Die USA bleiben in Syrien - schließlich haben sie ihr Ziel noch nicht erreicht, Syrien und den weiteren Nahen Osten zu balkanisieren. Der NATO-Staat Türkei kann in Kooperation mit Russland und dem Iran den Unterschied machen und die USA herausfordern.
Scheinrückzug: Wie die USA mit einer neuen Strategie Syrien balkanisieren wollenQuelle: AFP

von Murat Kilic

Trotz der Versprechen von Präsident Donald Trump, US-amerikanische Truppen aus Syrien abzuziehen, hat das Weiße Haus nun beschlossen, die Präsenz vor Ort mit einer "kleinen Friedensgruppe" für einen unbestimmten "Zeitraum" aufrechtzuerhalten.
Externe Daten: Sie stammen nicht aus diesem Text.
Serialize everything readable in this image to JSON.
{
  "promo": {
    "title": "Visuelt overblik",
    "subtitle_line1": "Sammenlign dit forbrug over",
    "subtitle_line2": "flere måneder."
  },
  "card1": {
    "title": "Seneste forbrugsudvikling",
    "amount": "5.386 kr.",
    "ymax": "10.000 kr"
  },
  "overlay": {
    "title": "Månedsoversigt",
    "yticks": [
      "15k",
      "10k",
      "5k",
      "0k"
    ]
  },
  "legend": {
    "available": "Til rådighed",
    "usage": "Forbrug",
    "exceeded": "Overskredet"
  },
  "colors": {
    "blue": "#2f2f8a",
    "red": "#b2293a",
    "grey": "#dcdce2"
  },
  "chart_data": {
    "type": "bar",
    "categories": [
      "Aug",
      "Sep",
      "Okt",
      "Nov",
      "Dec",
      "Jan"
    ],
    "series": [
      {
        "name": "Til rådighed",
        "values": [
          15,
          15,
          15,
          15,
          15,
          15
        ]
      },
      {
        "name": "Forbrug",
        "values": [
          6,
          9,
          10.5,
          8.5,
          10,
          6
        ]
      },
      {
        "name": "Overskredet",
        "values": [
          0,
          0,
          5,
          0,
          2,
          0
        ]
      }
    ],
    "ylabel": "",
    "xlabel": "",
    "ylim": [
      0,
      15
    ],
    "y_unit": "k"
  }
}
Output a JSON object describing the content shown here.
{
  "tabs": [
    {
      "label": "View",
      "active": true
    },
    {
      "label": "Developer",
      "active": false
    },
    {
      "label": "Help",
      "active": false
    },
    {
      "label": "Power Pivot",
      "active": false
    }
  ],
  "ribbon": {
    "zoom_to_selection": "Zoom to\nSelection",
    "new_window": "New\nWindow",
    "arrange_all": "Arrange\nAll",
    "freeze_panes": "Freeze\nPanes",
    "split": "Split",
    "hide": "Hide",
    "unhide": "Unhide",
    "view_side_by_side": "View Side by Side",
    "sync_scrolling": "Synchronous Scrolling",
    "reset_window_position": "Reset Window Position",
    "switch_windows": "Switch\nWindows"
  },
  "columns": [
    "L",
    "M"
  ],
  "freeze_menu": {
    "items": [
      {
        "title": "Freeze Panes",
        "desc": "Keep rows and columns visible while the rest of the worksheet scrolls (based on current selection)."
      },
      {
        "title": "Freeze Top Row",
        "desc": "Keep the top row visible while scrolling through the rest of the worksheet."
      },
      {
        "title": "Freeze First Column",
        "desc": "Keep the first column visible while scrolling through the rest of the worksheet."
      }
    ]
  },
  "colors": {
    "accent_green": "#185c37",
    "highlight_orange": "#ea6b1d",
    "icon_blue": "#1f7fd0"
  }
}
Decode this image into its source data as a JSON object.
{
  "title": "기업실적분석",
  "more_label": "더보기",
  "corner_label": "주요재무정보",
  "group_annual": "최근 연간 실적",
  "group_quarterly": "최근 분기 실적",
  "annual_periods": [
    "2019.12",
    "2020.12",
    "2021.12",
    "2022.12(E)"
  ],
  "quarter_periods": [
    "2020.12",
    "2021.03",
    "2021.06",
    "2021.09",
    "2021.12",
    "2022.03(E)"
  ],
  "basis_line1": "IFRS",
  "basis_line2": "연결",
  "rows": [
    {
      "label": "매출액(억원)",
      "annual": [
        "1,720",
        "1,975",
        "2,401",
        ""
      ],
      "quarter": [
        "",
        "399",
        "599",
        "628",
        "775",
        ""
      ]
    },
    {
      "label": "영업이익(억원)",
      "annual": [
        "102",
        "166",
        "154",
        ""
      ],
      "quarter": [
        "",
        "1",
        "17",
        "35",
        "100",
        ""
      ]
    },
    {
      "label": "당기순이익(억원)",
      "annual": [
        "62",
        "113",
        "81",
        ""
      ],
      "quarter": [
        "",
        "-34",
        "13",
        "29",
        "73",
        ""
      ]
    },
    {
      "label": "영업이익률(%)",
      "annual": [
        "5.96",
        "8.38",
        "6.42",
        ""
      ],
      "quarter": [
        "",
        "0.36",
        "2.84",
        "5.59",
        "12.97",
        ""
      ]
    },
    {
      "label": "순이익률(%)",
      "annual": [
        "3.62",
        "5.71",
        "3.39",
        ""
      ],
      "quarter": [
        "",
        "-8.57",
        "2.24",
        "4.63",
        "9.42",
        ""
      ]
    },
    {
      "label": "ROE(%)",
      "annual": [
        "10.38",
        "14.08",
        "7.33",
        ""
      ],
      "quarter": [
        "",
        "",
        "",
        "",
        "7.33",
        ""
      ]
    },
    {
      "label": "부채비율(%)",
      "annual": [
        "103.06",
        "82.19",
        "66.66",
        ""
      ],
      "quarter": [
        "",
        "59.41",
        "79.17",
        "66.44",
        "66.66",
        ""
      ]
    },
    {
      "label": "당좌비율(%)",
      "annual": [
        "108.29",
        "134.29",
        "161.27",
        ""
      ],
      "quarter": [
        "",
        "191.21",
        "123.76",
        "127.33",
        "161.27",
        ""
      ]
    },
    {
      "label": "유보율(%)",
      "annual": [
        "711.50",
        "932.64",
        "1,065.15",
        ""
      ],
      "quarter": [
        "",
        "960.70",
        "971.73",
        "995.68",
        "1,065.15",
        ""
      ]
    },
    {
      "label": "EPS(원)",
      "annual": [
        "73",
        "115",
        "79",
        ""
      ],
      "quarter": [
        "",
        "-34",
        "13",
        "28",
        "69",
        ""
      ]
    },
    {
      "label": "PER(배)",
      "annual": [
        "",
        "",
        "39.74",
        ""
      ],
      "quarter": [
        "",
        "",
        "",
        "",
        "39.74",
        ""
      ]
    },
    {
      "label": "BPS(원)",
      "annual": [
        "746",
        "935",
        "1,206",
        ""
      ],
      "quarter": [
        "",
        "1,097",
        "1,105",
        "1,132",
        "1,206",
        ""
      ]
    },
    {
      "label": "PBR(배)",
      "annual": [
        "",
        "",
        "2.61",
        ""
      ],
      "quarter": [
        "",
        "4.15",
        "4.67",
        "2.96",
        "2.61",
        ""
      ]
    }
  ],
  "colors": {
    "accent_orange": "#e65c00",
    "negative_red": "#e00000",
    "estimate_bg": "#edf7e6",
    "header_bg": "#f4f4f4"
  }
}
Sarah Sanders, Sprecherin des Weißen Hauses, sagte, ohne weitere Informationen zu liefern:

Eine kleine Friedenstruppe von etwa 200 Personen wird für einen gewissen Zeitraum in Syrien bleiben.

Fakt ist, Russland, Iran und die Türkei dulden die USA, die einem politischen Frieden im Weg stehen, nicht mehr in Syrien. Die USA unterminieren mit ihren Aktivitäten die drei Staaten. Auch deshalb reichte Moskau Präsident Erdoğan beim jüngsten Treffen im russischen Sotschi die Hand und gab Ankara die Option, nicht nur die YPG, sondern zwangsläufig auch gemeinsam die USA in die Defensive zu drängen. 

Russland hat der Türkei erklärt, dass sie eine "Sicherheitszone" innerhalb Syriens etablieren dürfe, wenn sie die Zustimmung von Präsident Baschar al-Assad erhält. Was im ersten Moment Spannungen signalisiert, ist eine Chance für eine einvernehmliche Lösung, die alle Parteien des Konflikts, ausschließlich der USA, zufrieden stellt.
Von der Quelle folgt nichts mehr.